Bakterien, Aktinomyceten und Schimmelpilze kommen in organischen Substraten und Ausgangsstoffen immer vor. Sie sind Begleitorganismen und stellen fast nie Probleme dar. Auf die allgegenwärtigen saprophytischen Pilze wird an anderer Stelle eingegangen. Anlass zur Sorge geben Humanpathogene.

Humanpathogene


Humanpathogene Bakterien, Pilze, andere Organismen und Viren können beim Menschen Krankheiten hervorrufen. Fälle von Erkrankungen in Zusammenhang mit aus Kultursubstraten oder Blumenerden isolierten Erregern sind extrem selten. Treten sie auf, sind meistens rezyklierte Substratausgangsstoffe wie Kompost beteiligt, die nicht ordnungsmäßig hygienisiert wurden. Grundsätzlich lassen sich Humanpathogene in keinem Ausgangsstoff absolut ausschließen – mit Ausnahme thermisch behandelter Rohstoffe wie Perlit, Vermiculit, Mineralien zur Herstellung von Mineralwolle, Ton zur Herstellung von Blähton oder granuliertem Ton. Gemäß Düngemittelverordnung(1) dürfen in Kultursubstraten und Blumenerden keine Krankheitserreger, Toxine oder Schaderreger enthalten sein, von denen Gefahren für die Gesundheit von Menschen, Tieren und Nutzpflanzen ausgehen.

Nachfolgend aufgeführte Humanpathogene werden in erster Linie mit organischen und organisch-mineralischen Substratausgangsstoffen in Verbindung gebracht und unterliegen meistens nationalen Regelwerken, die Grenzwerte für die einzelnen Krankheitserreger beinhalten.
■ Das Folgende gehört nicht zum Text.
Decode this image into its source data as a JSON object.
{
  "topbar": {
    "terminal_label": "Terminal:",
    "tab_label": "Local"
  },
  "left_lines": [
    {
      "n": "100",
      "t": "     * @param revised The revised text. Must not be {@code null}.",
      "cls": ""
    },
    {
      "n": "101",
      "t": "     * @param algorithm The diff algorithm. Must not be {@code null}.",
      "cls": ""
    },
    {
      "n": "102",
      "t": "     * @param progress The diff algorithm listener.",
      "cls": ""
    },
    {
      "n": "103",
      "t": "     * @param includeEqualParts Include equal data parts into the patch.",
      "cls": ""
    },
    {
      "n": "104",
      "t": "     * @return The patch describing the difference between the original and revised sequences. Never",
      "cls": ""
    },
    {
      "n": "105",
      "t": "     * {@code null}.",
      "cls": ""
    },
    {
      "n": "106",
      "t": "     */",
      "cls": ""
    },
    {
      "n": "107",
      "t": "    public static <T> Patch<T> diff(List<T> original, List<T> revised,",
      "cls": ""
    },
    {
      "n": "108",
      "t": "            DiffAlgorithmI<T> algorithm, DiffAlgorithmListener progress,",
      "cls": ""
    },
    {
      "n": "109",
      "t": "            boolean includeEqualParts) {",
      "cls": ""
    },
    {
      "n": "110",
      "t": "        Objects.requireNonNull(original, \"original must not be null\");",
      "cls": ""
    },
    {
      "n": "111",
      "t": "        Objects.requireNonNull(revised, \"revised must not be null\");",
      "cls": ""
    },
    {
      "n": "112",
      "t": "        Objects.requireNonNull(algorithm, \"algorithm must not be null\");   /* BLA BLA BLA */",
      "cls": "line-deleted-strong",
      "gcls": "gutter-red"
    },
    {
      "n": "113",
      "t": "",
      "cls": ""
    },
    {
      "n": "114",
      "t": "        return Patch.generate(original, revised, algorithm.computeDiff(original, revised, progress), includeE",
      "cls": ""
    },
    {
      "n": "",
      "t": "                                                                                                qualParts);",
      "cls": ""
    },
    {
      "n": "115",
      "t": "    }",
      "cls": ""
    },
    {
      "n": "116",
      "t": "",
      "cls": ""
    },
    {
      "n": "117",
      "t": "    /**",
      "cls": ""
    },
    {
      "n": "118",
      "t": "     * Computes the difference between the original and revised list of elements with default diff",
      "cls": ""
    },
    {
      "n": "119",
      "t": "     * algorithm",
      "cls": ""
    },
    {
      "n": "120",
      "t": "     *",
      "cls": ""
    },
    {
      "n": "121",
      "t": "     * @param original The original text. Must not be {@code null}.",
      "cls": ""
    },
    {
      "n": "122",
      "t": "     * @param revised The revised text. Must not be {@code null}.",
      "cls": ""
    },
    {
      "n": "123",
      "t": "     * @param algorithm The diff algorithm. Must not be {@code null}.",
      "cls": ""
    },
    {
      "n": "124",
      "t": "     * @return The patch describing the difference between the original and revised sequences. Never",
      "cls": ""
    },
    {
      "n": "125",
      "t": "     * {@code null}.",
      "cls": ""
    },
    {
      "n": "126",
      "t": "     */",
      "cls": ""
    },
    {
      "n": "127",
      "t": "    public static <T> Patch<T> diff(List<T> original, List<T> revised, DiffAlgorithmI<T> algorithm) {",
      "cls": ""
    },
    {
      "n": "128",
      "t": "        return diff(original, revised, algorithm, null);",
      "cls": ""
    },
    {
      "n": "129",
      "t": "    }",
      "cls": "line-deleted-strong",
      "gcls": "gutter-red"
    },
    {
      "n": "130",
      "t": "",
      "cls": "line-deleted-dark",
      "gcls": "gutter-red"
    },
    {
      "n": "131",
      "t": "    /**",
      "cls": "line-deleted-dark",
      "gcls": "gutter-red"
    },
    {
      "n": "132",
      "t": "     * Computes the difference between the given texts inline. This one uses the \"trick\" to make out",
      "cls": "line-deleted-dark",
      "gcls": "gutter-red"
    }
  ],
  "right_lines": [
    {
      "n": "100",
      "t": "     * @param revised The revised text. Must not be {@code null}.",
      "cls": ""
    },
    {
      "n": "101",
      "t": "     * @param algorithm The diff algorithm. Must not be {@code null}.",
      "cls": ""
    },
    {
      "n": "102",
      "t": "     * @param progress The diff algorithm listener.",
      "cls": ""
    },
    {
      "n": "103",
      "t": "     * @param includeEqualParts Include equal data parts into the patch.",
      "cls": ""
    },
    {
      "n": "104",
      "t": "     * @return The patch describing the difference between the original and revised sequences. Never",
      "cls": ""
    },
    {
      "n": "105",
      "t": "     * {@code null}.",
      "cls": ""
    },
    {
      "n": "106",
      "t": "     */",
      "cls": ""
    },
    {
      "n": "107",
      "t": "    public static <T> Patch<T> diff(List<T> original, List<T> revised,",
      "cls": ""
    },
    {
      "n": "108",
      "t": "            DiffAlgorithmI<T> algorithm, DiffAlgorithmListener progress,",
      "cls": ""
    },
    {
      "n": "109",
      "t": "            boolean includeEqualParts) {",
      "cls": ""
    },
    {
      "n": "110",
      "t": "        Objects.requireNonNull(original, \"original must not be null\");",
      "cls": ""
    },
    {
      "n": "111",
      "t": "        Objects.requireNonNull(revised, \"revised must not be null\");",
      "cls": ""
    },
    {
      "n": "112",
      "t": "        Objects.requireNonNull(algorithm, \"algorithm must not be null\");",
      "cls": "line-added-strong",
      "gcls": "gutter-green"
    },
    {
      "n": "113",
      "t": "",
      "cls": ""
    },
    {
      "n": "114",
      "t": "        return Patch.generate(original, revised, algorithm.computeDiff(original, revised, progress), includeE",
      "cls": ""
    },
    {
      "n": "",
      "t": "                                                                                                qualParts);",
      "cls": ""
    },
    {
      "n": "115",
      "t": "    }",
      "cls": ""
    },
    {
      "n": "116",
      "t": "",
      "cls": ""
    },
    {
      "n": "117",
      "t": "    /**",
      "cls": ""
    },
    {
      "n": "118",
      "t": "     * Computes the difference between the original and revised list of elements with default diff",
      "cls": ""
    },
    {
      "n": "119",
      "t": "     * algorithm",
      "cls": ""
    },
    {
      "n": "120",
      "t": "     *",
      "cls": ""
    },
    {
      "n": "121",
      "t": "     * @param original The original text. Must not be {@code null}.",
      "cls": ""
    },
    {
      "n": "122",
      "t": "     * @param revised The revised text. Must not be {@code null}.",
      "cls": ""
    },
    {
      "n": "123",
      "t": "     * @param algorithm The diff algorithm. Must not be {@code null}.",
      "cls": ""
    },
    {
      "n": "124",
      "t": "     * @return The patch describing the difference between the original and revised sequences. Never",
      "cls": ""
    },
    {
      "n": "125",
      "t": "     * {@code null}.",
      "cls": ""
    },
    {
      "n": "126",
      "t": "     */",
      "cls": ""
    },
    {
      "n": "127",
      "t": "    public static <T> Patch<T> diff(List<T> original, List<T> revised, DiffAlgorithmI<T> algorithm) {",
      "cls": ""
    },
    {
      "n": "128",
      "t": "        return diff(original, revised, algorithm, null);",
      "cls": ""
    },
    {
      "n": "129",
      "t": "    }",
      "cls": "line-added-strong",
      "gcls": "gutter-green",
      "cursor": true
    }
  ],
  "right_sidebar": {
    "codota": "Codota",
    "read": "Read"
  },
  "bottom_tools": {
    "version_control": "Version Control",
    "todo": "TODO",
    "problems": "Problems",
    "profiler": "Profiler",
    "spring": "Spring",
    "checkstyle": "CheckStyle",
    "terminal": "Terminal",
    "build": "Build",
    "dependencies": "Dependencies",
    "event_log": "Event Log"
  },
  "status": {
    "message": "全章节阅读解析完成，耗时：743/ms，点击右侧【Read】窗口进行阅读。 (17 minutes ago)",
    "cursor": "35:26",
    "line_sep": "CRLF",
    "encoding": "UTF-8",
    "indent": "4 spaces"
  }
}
Zumindest die Grenzwerte für Salmonellen und Escherichia coli (E. coli) sollen im Rahmen der zurzeit auf europäischer Ebene laufenden Harmonisierungsanstrengungen zur Vereinheitlichung nationaler Regelwerke vereinheitlicht werden.

Escherichia coli


Benannt nach seinem Entdecker T. Escherich, kommt das Bakterium Escherichia coli (lat. colum = Dickdarm) mit seinen vielen Stämmen (Typen) im Darm von Menschen und warmblütigen Tieren als dem natürlichen Lebensraum vor und ist Teil der normalen Darmflora(2) .

Es gibt viele E. coli-Stämme, von denen die meisten nicht krankheitsauslösend sind. Allerdings existieren auch humanpathogene Stämme. Bestimmte E. coli-Stämme sind die häufigsten Erreger bakterieller Krankheiten beim Menschen, wie z. B. Entzündungen, Harnwegserkrankungen und Durchfall. In Extremfällen können E. coli-Erkrankungen zum Tod führen. Enterohämorrhagische E. coli (EHEC) sind die Ursache einer hämorrhagischen Kolitis (schwere Darmentzündung) und des hämolytischen Urämiesyndroms (HUS), der Erkrankung der kleinen Blutgefäße(3) . E. coli O157:H7 ist der am häufigsten für das HUS verantwortliche Stamm.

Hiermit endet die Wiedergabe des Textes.